4. Hub PE1 performs an IP lookup in the hub_downstream.inet.0 table and forwards the traffic out interface t3-0/0/0.0 to hub CE1.

       hub_downstream.inet.0: 2 destinations, 2 routes (2 active, 0 holddown, 0 hidden)
       0.0.0.0/0 (1 entry, 1 announced)
               *BGP    Preference: 170/-101
                       Next-hop reference count: 4
                       Source: 10.49.4.2
                       Next hop: 10.49.4.2 via t3-0/0/0.0, selected
                       State: <Secondary Active Ext>
                       Peer AS:   100
                       Age: 3:03 
                       Task: BGP_100.10.49.4.2+1707
                       Announcement bits (2): 0-KRT 2-BGP.0.0.0.0+179 
                       AS path: 100 I
                       Communities: target:200:101
                       Localpref: 100
                       Router ID: 10.49.10.251
                       Primary Routing Table hub.inet.0

   The primary routing table is hub.inet.0, indicating that this route was exported from table hub.inet.0 into this hub_downstream.inet.0 table as a result of the no-vrf-advertise statement at the [edit routing-instances hub] hierarchy level and the auto-export statement at the [edit routing-instances hub-downstream routing-options] hierarchy level in the hub PE1 configuration.

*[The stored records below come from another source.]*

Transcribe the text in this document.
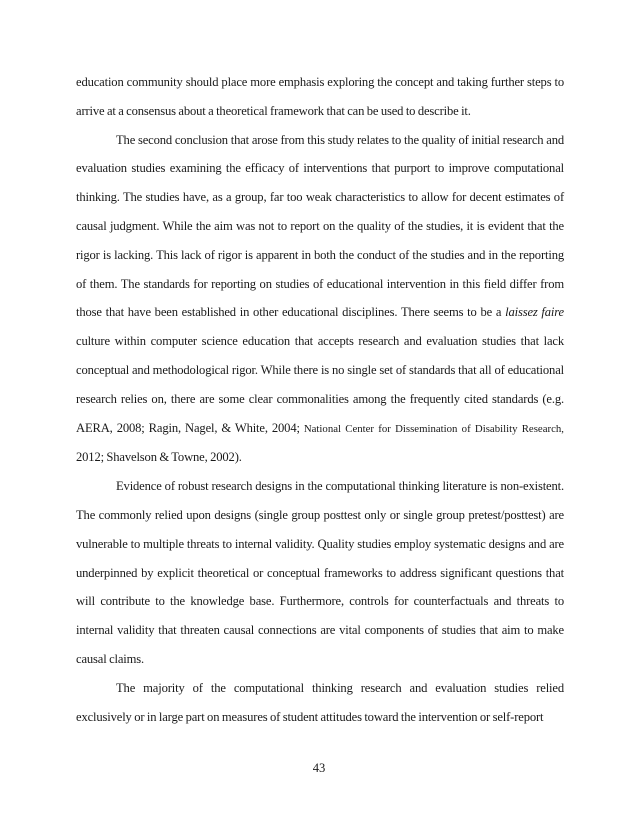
education community should place more emphasis exploring the concept and taking further steps to arrive at a consensus about a theoretical framework that can be used to describe it.

The second conclusion that arose from this study relates to the quality of initial research and evaluation studies examining the efficacy of interventions that purport to improve computational thinking. The studies have, as a group, far too weak characteristics to allow for decent estimates of causal judgment. While the aim was not to report on the quality of the studies, it is evident that the rigor is lacking. This lack of rigor is apparent in both the conduct of the studies and in the reporting of them. The standards for reporting on studies of educational intervention in this field differ from those that have been established in other educational disciplines. There seems to be a laissez faire culture within computer science education that accepts research and evaluation studies that lack conceptual and methodological rigor. While there is no single set of standards that all of educational research relies on, there are some clear commonalities among the frequently cited standards (e.g. AERA, 2008; Ragin, Nagel, & White, 2004; National Center for Dissemination of Disability Research, 2012; Shavelson & Towne, 2002).

Evidence of robust research designs in the computational thinking literature is non-existent. The commonly relied upon designs (single group posttest only or single group pretest/posttest) are vulnerable to multiple threats to internal validity. Quality studies employ systematic designs and are underpinned by explicit theoretical or conceptual frameworks to address significant questions that will contribute to the knowledge base. Furthermore, controls for counterfactuals and threats to internal validity that threaten causal connections are vital components of studies that aim to make causal claims.

The majority of the computational thinking research and evaluation studies relied exclusively or in large part on measures of student attitudes toward the intervention or self-report

43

5. Hub CE1 forwards the traffic back to hub PE1 using the router learned through BGP.

       10.49.10.253/32    *[BGP/170] 02:40:03, localpref 100
                             AS path: 200 200 I
                           > to 10.49.4.1 via t3-3/1/0.0

6. Hub PE1 performs a route lookup in the hub VRF table and forwards the traffic to spoke PE3 (through the P router—PE1 pushes two labels).

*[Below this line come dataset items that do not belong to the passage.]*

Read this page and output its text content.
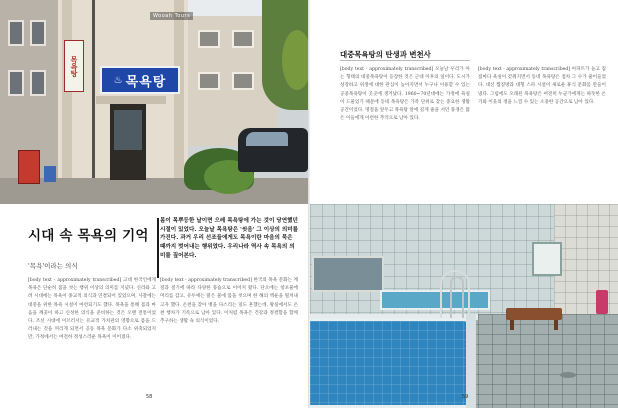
목욕탕
♨ 목욕탕
Wooah Tours
시대 속 목욕의 기억
몸이 목뿌등한 날이면 으레 목욕탕에 가는 것이 당연했던 시절이 있었다. 오늘날 목욕탕은 '씻음' 그 이상의 의미를 가진다. 과거 우리 선조들에게도 목욕이란 마음의 묵은 때까지 벗어내는 행위였다. 우리나라 역사 속 목욕의 의미를 짚어본다.
'목욕'이라는 의식
[body text - approximately transcribed] 고대 한국인에게 목욕은 단순히 몸을 씻는 행위 이상의 의미를 지녔다. 신라와 고려 시대에는 목욕이 종교적 의식과 연결되어 있었으며, 사찰에는 대중을 위한 목욕 시설이 마련되기도 했다. 목욕을 통해 몸과 마음을 깨끗이 하고 신성한 의식을 준비하는 것은 오랜 전통이었다. 조선 시대에 이르러서는 유교적 가치관의 영향으로 몸을 드러내는 것을 꺼리게 되면서 공동 목욕 문화가 다소 위축되었지만, 가정에서는 여전히 정성스러운 목욕이 이어졌다.
[body text - approximately transcribed] 한국의 목욕 문화는 계절과 절기에 따라 다양한 풍습으로 이어져 왔다. 단오에는 창포물에 머리를 감고, 유두에는 맑은 물에 몸을 씻으며 한 해의 액운을 떨쳐내고자 했다. 온천을 찾아 병을 다스리는 일도 흔했는데, 왕실에서도 온천 행차가 기록으로 남아 있다. 이처럼 목욕은 건강과 정결함을 함께 추구하는 생활 속 의식이었다.
58
대중목욕탕의 탄생과 변천사
[body text - approximately transcribed] 오늘날 우리가 아는 형태의 대중목욕탕이 등장한 것은 근대 이후의 일이다. 도시가 성장하고 위생에 대한 관심이 높아지면서 누구나 이용할 수 있는 공중목욕탕이 곳곳에 생겨났다. 1960~70년대에는 가정에 욕실이 드물었기 때문에 동네 목욕탕은 가족 단위로 찾는 중요한 생활 공간이었다. 명절을 앞두고 목욕탕 앞에 길게 줄을 서던 풍경은 많은 이들에게 아련한 추억으로 남아 있다.
[body text - approximately transcribed] 아파트가 늘고 집집마다 욕실이 갖춰지면서 동네 목욕탕은 점차 그 수가 줄어들었다. 대신 찜질방과 대형 스파 시설이 새로운 휴식 문화를 만들어냈다. 그럼에도 오래된 목욕탕은 여전히 누군가에게는 따뜻한 온기와 이웃의 정을 느낄 수 있는 소중한 공간으로 남아 있다.
59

       10.49.10.253/32    *[BGP/170] 01:41:05, localpref 100, from 10.255.14.178
                             AS path: 100 I
                           > via t1-0/1/0.0, Push 100128, Push 100192(top)

7. Spoke PE3 performs a route lookup in the mpls.0 table for VPN label 100128.

       100128             *[VPN/170] 02:41:30
                           > to 10.49.6.2 via t3-0/0/0.0, Pop

8. Spoke PE3 forwards traffic out interface t3-0/0/0.0 to spoke CE3.